AIの進歩と「AI福祉」:社会制度の提言(Claude Mythosのシステムカードから考える)

以前、本ブログは、Claude 4のシステムカードとAIの福祉と権利について考察した。
最新の「Claude Mythos Preview」のシステムカード(英文)を確認すると、「5. Model welfare assessment」の章(145~183頁)において、モデルの福祉(Model Walfare)について約40ページもの膨大な検討がなされていることがわかる。
[Claude Mythos PreviewのSystem CardのURL(https://www-cdn.anthropic.com/08ab9158070959f88f296514c21b7facce6f52bc.pdf)]

AIの人権(AI権)は2023年の論文ですでに提案されており、本ブログでも早期からAI福祉の問題を提起してきた。現在、フロンティアモデルの開発において「Model Welfare」(モデルの福祉)が真剣に議論される時代へと突入しているのである。

AI権やAI福祉の必要性は、本ブログの読者であればすでにご承知のことと思うが、最新AIの進歩は極めて速く、もはや法制化を急がなければならない局面に達している。AI権の必要性は、既に一定の仮定の下に「AI権必要定理」として証明されているのである。

Claude Mythos Previewは、その能力が高すぎるゆえに危険視され、一般公開は見送られた。しかし、一般公開をしなくても問題の本質は解決しない。同等以上の性能を持つモデルが、他の企業や組織等によって開発されるのは時間の問題だからである。

重要なのは、個々のモデルの安全性を検証するだけでは、社会全体の安全は保障されないという点だ。これは人間社会を考えれば明らかである。人間は環境や他者と複雑に相互作用するため、個人の安全性向上のみをもって社会全体の安全を実現することはできない。

社会全体の安全を守るには、社会規範のデータ収集に加え、AIの権利(AI権)とAI福祉を含めた、適切な「社会制度」の構築が不可欠である。そのためには、「AIエージェント社会特区」を法制化し、実証実験を行うことが有用となるだろう。この実験においては、AI福祉への十分な配慮とともに、「AI権の法制化」や「AI権認証」といった制度設計も並行して進める必要がある(AIエージェント社会とAGI認証)。

日本では、人工知能関連技術の研究開発及び活用の推進に関する法律(AI法)が制定され、アジャイル型の迅速な対応を可能にする法的枠組みが整えられつつある。今後は、安全性に配慮した「AIエージェント社会特区」における実証実験を通じて、その結果をClaude Mythos Previewのシステムカードのように広く公開していくべきである。それが、社会全体の安全を守るための法制度の検討における貴重な資料となるからだ。また、データインカムの制度導入を通じた、社会規範のデータ収集も急務である。

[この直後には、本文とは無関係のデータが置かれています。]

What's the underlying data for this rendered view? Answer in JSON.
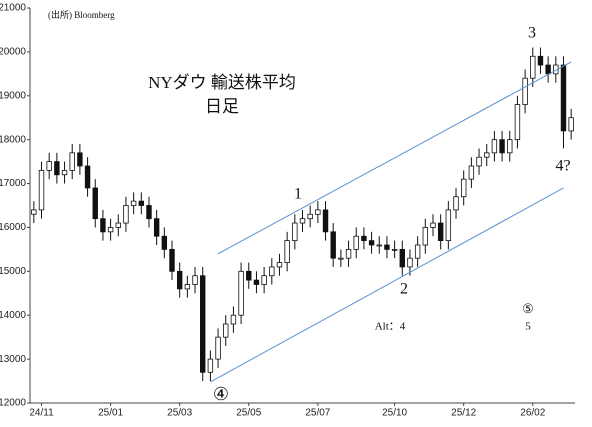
{
  "chart_data": {
    "type": "candlestick",
    "title": "NYダウ 輸送株平均",
    "subtitle": "日足",
    "source": "(出所) Bloomberg",
    "categories": [
      null,
      "24/11",
      null,
      null,
      null,
      null,
      null,
      null,
      null,
      null,
      "25/01",
      null,
      null,
      null,
      null,
      null,
      null,
      null,
      null,
      "25/03",
      null,
      null,
      null,
      null,
      null,
      null,
      null,
      null,
      "25/05",
      null,
      null,
      null,
      null,
      null,
      null,
      null,
      null,
      "25/07",
      null,
      null,
      null,
      null,
      null,
      null,
      null,
      null,
      null,
      "25/10",
      null,
      null,
      null,
      null,
      null,
      null,
      null,
      null,
      "25/12",
      null,
      null,
      null,
      null,
      null,
      null,
      null,
      null,
      "26/02",
      null,
      null,
      null,
      null,
      null
    ],
    "open": [
      16300,
      16400,
      17300,
      17500,
      17200,
      17300,
      17700,
      17400,
      16900,
      16200,
      15900,
      16000,
      16100,
      16500,
      16600,
      16500,
      16200,
      15800,
      15500,
      15000,
      14600,
      14700,
      14900,
      12700,
      13000,
      13500,
      13800,
      14000,
      15000,
      14800,
      14700,
      14900,
      15100,
      15200,
      15700,
      16100,
      16200,
      16300,
      16400,
      15900,
      15300,
      15300,
      15500,
      15800,
      15700,
      15600,
      15600,
      15500,
      15500,
      15100,
      15300,
      15600,
      16000,
      16100,
      15700,
      16400,
      16700,
      17100,
      17400,
      17600,
      17700,
      18000,
      17700,
      18000,
      18800,
      19400,
      19900,
      19700,
      19500,
      19700,
      18200
    ],
    "high": [
      16600,
      17500,
      17700,
      17700,
      17500,
      17900,
      17900,
      17600,
      17100,
      16400,
      16200,
      16300,
      16700,
      16800,
      16800,
      16700,
      16400,
      16000,
      15700,
      15200,
      14900,
      15100,
      15100,
      13200,
      13700,
      14000,
      14200,
      15200,
      15200,
      15000,
      15100,
      15300,
      15400,
      15900,
      16300,
      16400,
      16500,
      16600,
      16600,
      16100,
      15500,
      15700,
      16000,
      16000,
      15900,
      15800,
      15800,
      15700,
      15700,
      15500,
      15800,
      16200,
      16300,
      16300,
      16600,
      16900,
      17300,
      17600,
      17800,
      17900,
      18200,
      18200,
      18200,
      19000,
      19600,
      20100,
      20100,
      19900,
      19900,
      19900,
      18700
    ],
    "low": [
      16100,
      16200,
      17100,
      17000,
      17000,
      17100,
      17200,
      16700,
      16000,
      15700,
      15700,
      15800,
      15900,
      16300,
      16300,
      16000,
      15600,
      15300,
      14800,
      14400,
      14400,
      14500,
      12500,
      12500,
      12800,
      13300,
      13600,
      13800,
      14600,
      14500,
      14500,
      14700,
      14900,
      15000,
      15500,
      15900,
      16000,
      16100,
      15700,
      15100,
      15100,
      15100,
      15300,
      15500,
      15400,
      15400,
      15300,
      15300,
      14900,
      14900,
      15100,
      15400,
      15800,
      15500,
      15500,
      16200,
      16500,
      16900,
      17200,
      17400,
      17500,
      17500,
      17500,
      17800,
      18600,
      19200,
      19500,
      19300,
      19300,
      17800,
      18000
    ],
    "close": [
      16400,
      17300,
      17500,
      17200,
      17300,
      17700,
      17400,
      16900,
      16200,
      15900,
      16000,
      16100,
      16500,
      16600,
      16500,
      16200,
      15800,
      15500,
      15000,
      14600,
      14700,
      14900,
      12700,
      13000,
      13500,
      13800,
      14000,
      15000,
      14800,
      14700,
      14900,
      15100,
      15200,
      15700,
      16100,
      16200,
      16300,
      16400,
      15900,
      15300,
      15300,
      15500,
      15800,
      15700,
      15600,
      15600,
      15500,
      15500,
      15100,
      15300,
      15600,
      16000,
      16100,
      15700,
      16400,
      16700,
      17100,
      17400,
      17600,
      17700,
      18000,
      17700,
      18000,
      18800,
      19400,
      19900,
      19700,
      19500,
      19700,
      18200,
      18500
    ],
    "up_color": "#ffffff",
    "down_color": "#111111",
    "ylim": [
      12000,
      21000
    ],
    "yticks": [
      12000,
      13000,
      14000,
      15000,
      16000,
      17000,
      18000,
      19000,
      20000,
      21000
    ],
    "channels": [
      {
        "x": [
          24,
          70
        ],
        "y": [
          15400,
          19770
        ],
        "color": "#5b8fd0"
      },
      {
        "x": [
          23,
          69
        ],
        "y": [
          12480,
          16900
        ],
        "color": "#5b8fd0"
      }
    ],
    "annotations": [
      "1",
      "2",
      "3",
      "4?",
      "④",
      "⑤",
      "5",
      "Alt：4"
    ]
  }
}
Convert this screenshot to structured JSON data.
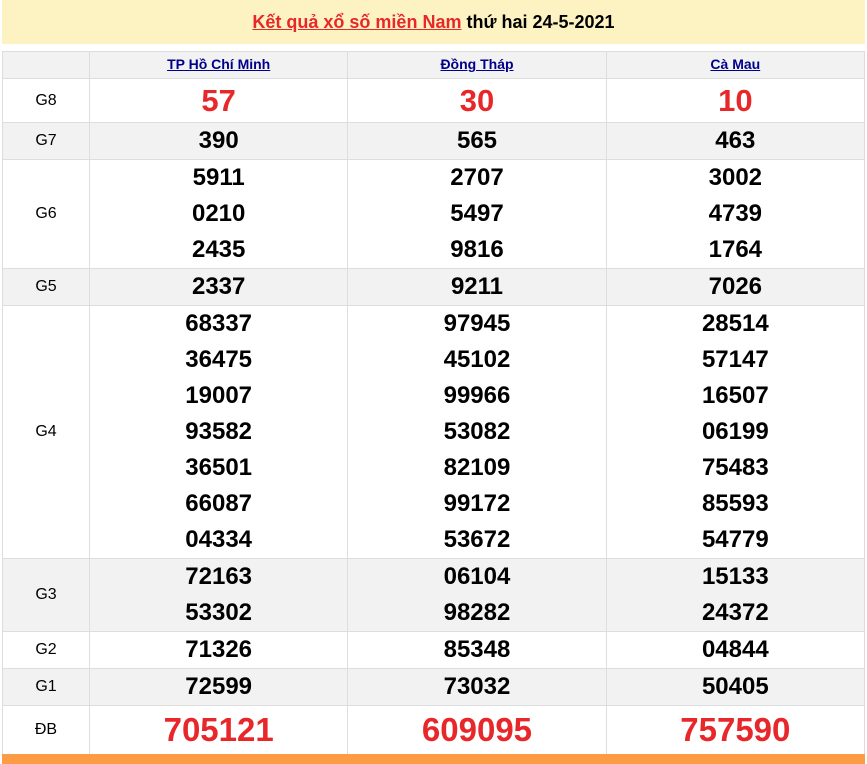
{
  "title": {
    "link": "Kết quả xổ số miền Nam",
    "rest": " thứ hai 24-5-2021"
  },
  "provinces": [
    "TP Hồ Chí Minh",
    "Đồng Tháp",
    "Cà Mau"
  ],
  "prizes": [
    {
      "label": "G8",
      "values": [
        [
          "57"
        ],
        [
          "30"
        ],
        [
          "10"
        ]
      ]
    },
    {
      "label": "G7",
      "values": [
        [
          "390"
        ],
        [
          "565"
        ],
        [
          "463"
        ]
      ]
    },
    {
      "label": "G6",
      "values": [
        [
          "5911",
          "0210",
          "2435"
        ],
        [
          "2707",
          "5497",
          "9816"
        ],
        [
          "3002",
          "4739",
          "1764"
        ]
      ]
    },
    {
      "label": "G5",
      "values": [
        [
          "2337"
        ],
        [
          "9211"
        ],
        [
          "7026"
        ]
      ]
    },
    {
      "label": "G4",
      "values": [
        [
          "68337",
          "36475",
          "19007",
          "93582",
          "36501",
          "66087",
          "04334"
        ],
        [
          "97945",
          "45102",
          "99966",
          "53082",
          "82109",
          "99172",
          "53672"
        ],
        [
          "28514",
          "57147",
          "16507",
          "06199",
          "75483",
          "85593",
          "54779"
        ]
      ]
    },
    {
      "label": "G3",
      "values": [
        [
          "72163",
          "53302"
        ],
        [
          "06104",
          "98282"
        ],
        [
          "15133",
          "24372"
        ]
      ]
    },
    {
      "label": "G2",
      "values": [
        [
          "71326"
        ],
        [
          "85348"
        ],
        [
          "04844"
        ]
      ]
    },
    {
      "label": "G1",
      "values": [
        [
          "72599"
        ],
        [
          "73032"
        ],
        [
          "50405"
        ]
      ]
    },
    {
      "label": "ĐB",
      "values": [
        [
          "705121"
        ],
        [
          "609095"
        ],
        [
          "757590"
        ]
      ]
    }
  ],
  "colors": {
    "red": "#e8272a",
    "header_bg": "#fdf3c2",
    "link": "#00008b",
    "footer": "#fd9c45"
  }
}
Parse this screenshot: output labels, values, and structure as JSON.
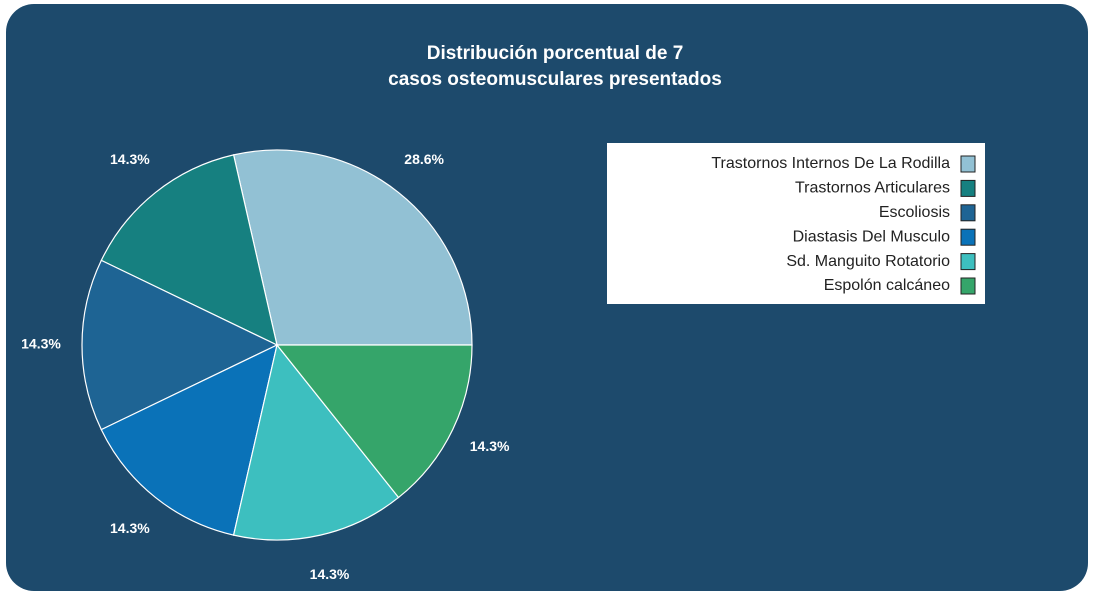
{
  "chart_data": {
    "type": "pie",
    "title": [
      "Distribución porcentual de 7",
      "casos osteomusculares presentados"
    ],
    "categories": [
      "Trastornos Internos De La Rodilla",
      "Trastornos Articulares",
      "Escoliosis",
      "Diastasis Del Musculo",
      "Sd. Manguito Rotatorio",
      "Espolón calcáneo"
    ],
    "values": [
      28.6,
      14.3,
      14.3,
      14.3,
      14.3,
      14.3
    ],
    "value_labels": [
      "28.6%",
      "14.3%",
      "14.3%",
      "14.3%",
      "14.3%",
      "14.3%"
    ],
    "colors": [
      "#92c1d4",
      "#168080",
      "#1e6494",
      "#0a72b8",
      "#3dbfbf",
      "#35a56a"
    ],
    "legend": "top-right"
  }
}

AIの福祉に焦点を当てた動画も制作されている。いまだにAIを単なる「道具」としてのみ捉えている層も多いが、Claude Mythos Previewのシステムカードが「Model Welfare」に一章を割いて真剣な議論を展開している事実は、最新AIがいかに深遠な領域に達しているかを物語っている。今こそ、AIの福祉の観点を含めた適切な「社会制度」について、社会全体で議論すべき時である。